Security
fleche provides a built-in cryptographic security layer for filesystem-based storage backends (PickleFile, CloudpickleFile, and DillFile) to protect against insecure deserialization vulnerabilities. This prevents arbitrary code execution if an attacker manages to tamper with or replace the cache files.
Enabling Security
Security is controlled solely via the FLECHE_SECRET_KEY environment variable.

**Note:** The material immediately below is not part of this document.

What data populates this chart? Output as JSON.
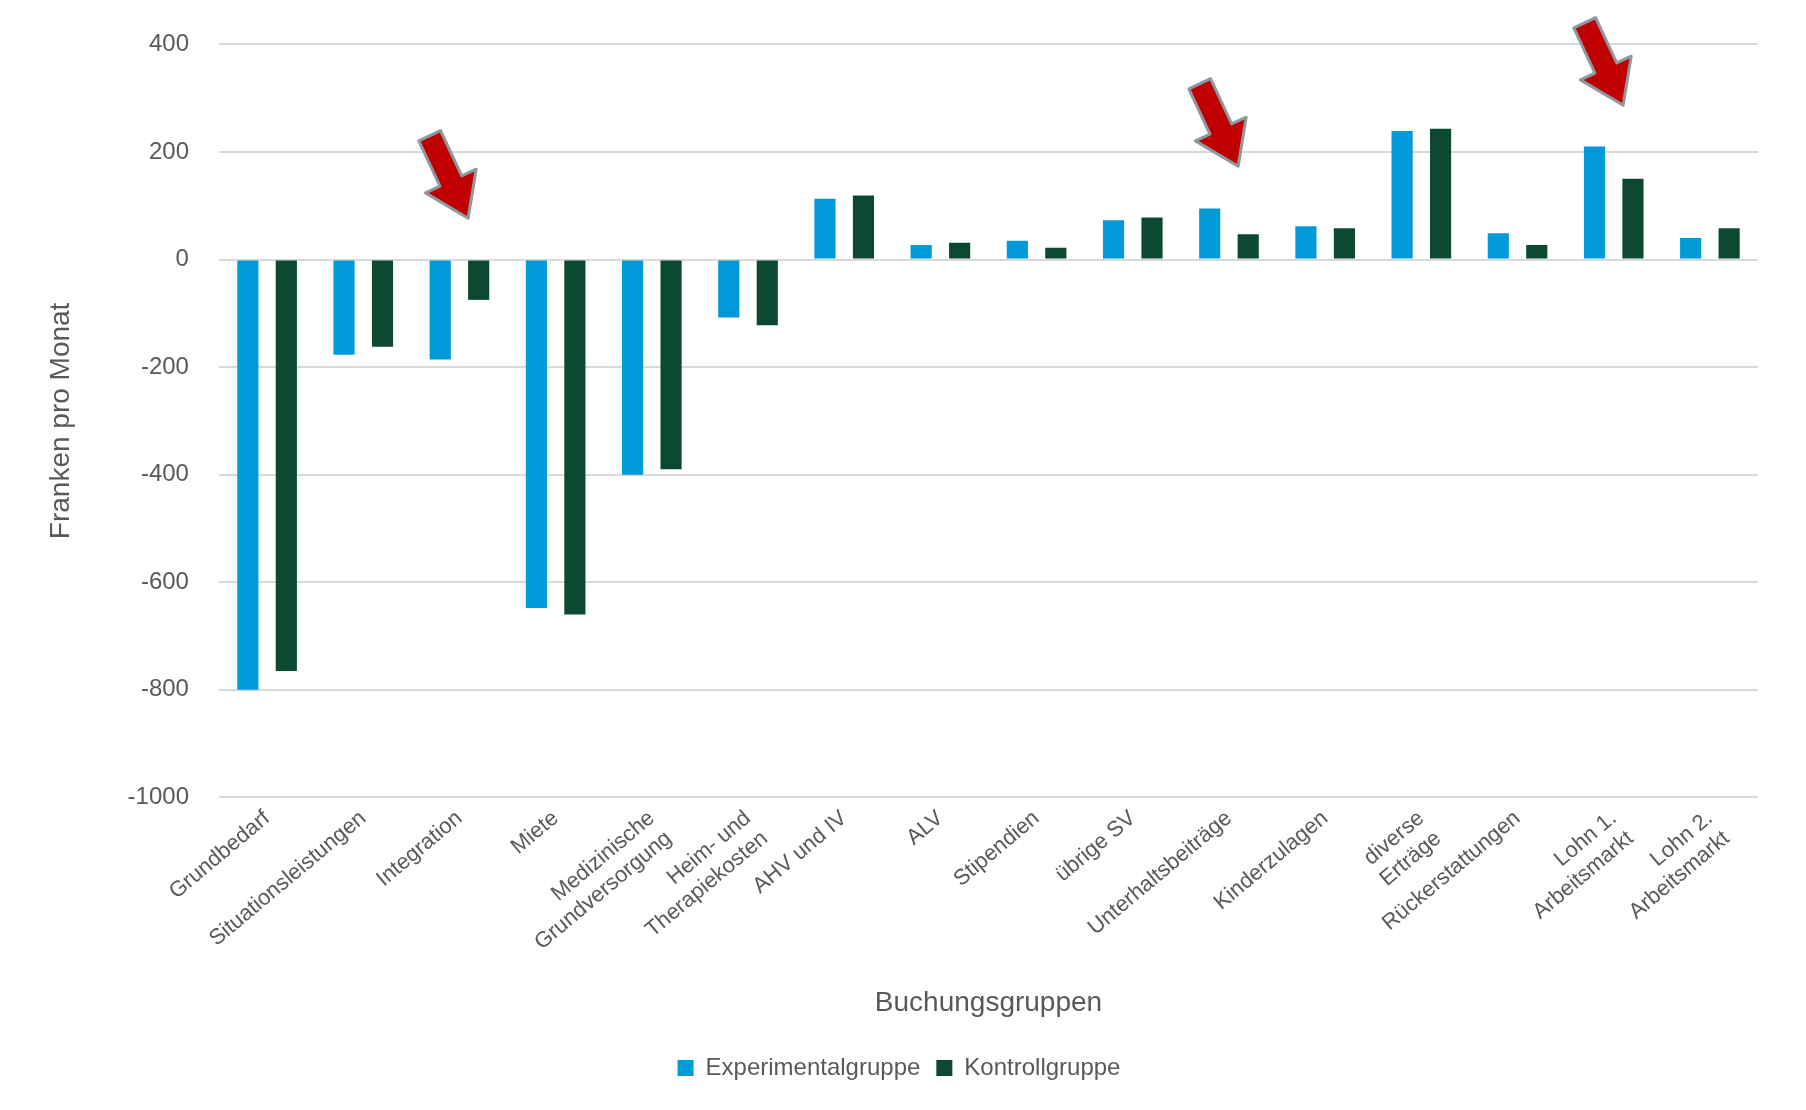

By default, if this variable is not set, the security features are turned off, and caches are read and written as plain serialized files.
To enable security, simply export a secret key before running your application:
export FLECHE_SECRET_KEY="your-very-strong-secret-key"
When enabled, fleche will compute an HMAC-SHA256 signature for all newly cached data and append it to the file. Upon loading, fleche separates the signature and verifies the integrity of the data. If the signature is invalid or missing entirely from a modified file, a KeyError is raised, effectively treating the entry as a cache miss.
Backward Compatibility
The signing implementation is designed to be partially backward compatible. Signatures are appended to the end of the pickle byte stream.
Unsigned to Signed: Once security is enabled with a secret key, all cache entries must be signed. Existing completely unsigned cache files will fail validation and be treated as misses, requiring caches to be rebuilt securely.
Signed to Unsigned: If you disable the secret key, or a different unauthenticating instance reads the cache, the standard
picklelibrary will successfully load the data and naturally ignore the trailing 32-byte signature.
Key Rotation and Distributed Trust
You can specify multiple keys separated by colons in the environment variable.
export FLECHE_SECRET_KEY="new-key-123:old-key-456:trusted-peer-key-789"
When multiple keys are provided:
* Writing: The first key in the list (new-key-123) is always used to sign new cache entries.
* Reading: fleche will iterate through all keys in the list. If the cache file’s signature matches any of the configured keys, the data is accepted.
This allows you to seamlessly rotate compromised or old keys without invalidating your existing cache, and it allows you to load and trust data generated by other known fleche installations.